In my mind, this would solve everything. Our house had a yard, it had neighbors, it had privacy, it had sidewalks, it had space. We were going to own it.

I was convinced that this house would fix Trish.

This house would solve our problems; this would would reduce the frequency of our arguments. This house would cover all of the things we disagreed about.

I soon came to realize that our first house didn’t fix it.

The truth is that we can never expect an external thing to fix internal problems. That just won’t happen.

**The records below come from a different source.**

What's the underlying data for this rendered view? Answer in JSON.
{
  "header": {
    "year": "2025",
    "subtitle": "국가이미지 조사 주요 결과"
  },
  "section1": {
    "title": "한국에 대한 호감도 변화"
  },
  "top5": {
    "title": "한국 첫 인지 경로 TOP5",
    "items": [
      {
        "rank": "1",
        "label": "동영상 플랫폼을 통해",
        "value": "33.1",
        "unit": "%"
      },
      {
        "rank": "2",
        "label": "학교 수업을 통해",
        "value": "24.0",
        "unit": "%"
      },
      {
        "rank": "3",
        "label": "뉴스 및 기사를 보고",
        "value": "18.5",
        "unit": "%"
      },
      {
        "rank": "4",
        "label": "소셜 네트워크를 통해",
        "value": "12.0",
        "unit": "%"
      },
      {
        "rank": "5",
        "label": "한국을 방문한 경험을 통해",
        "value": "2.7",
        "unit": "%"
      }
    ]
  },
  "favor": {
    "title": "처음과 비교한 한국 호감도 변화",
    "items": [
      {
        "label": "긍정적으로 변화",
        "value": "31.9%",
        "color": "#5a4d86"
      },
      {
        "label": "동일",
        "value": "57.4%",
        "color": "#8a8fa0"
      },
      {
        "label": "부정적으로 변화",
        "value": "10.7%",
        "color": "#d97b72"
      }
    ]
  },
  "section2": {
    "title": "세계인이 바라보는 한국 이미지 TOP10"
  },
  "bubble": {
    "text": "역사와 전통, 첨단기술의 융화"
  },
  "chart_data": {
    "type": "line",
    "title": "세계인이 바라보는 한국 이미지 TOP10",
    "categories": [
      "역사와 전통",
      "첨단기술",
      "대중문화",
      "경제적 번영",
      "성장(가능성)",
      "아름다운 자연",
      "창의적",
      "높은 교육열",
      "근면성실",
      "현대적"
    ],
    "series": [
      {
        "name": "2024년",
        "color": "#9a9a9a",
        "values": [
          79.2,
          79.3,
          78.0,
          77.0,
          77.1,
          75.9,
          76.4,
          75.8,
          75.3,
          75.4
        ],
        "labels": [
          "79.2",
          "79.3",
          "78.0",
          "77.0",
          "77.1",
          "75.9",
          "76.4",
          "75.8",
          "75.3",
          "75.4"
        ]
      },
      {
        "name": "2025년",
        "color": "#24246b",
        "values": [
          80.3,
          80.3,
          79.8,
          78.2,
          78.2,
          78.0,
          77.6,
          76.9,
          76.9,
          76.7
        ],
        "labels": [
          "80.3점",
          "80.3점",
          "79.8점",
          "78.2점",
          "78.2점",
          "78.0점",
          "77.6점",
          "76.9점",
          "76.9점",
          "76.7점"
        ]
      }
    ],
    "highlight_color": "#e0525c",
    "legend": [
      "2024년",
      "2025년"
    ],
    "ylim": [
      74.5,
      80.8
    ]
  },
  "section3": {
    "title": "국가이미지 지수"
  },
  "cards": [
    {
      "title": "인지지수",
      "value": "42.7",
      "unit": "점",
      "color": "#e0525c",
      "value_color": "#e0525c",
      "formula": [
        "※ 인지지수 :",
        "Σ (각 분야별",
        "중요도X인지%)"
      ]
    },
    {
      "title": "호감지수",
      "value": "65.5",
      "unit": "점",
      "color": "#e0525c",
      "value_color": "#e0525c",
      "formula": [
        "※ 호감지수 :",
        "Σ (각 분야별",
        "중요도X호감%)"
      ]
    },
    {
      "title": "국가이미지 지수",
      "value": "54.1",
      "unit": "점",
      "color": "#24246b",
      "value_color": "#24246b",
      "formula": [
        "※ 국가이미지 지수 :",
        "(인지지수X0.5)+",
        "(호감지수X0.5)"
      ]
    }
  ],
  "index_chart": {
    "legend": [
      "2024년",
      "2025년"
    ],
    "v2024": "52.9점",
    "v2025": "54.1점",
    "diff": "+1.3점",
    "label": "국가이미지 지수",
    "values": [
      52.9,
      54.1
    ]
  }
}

So often when people are having marriage problems, they have this belief that if we just had this or if we just accomplished that or if we just got this or just moved there, then the problems in our relationship will go away or be solved. Our marriage will be better when:

  • I get that promotion
  • We get out of debt
  • We move to a bigger house
  • I finish my degree
  • We make more money
  • We move closer to “home”
  • We have a baby

Houses are great. Promotions are awesome. Degrees are outstanding. Babies are amazing. But a baby won’t fix it. A baby won’t fix the distance you feel. A baby won’t restore trust when trust has been broken. A baby won’t help you be more honest with each other. A baby won’t bring you closer spiritually. A baby won’t help you forgive. A baby won’t cause him to pursue you more. A baby won’t fix it.

We can’t count on something external, whatever that something is, to fix an internal problem.

There are two things that will fix what is wrong with your marriage.

  • Pursuing God
  • Pursuing your spouse

When you do those two things, you allow what is broken in your heart, in your relationship, in your soul to begin to find healing. You begin to move closer to God and closer to your spouse and in that process you begin to address the issues that you have rather than counting on a new house or a job promotion to cover those issues up.

A ____________ won’t fix it.

But your pursuit of God and your spouse can.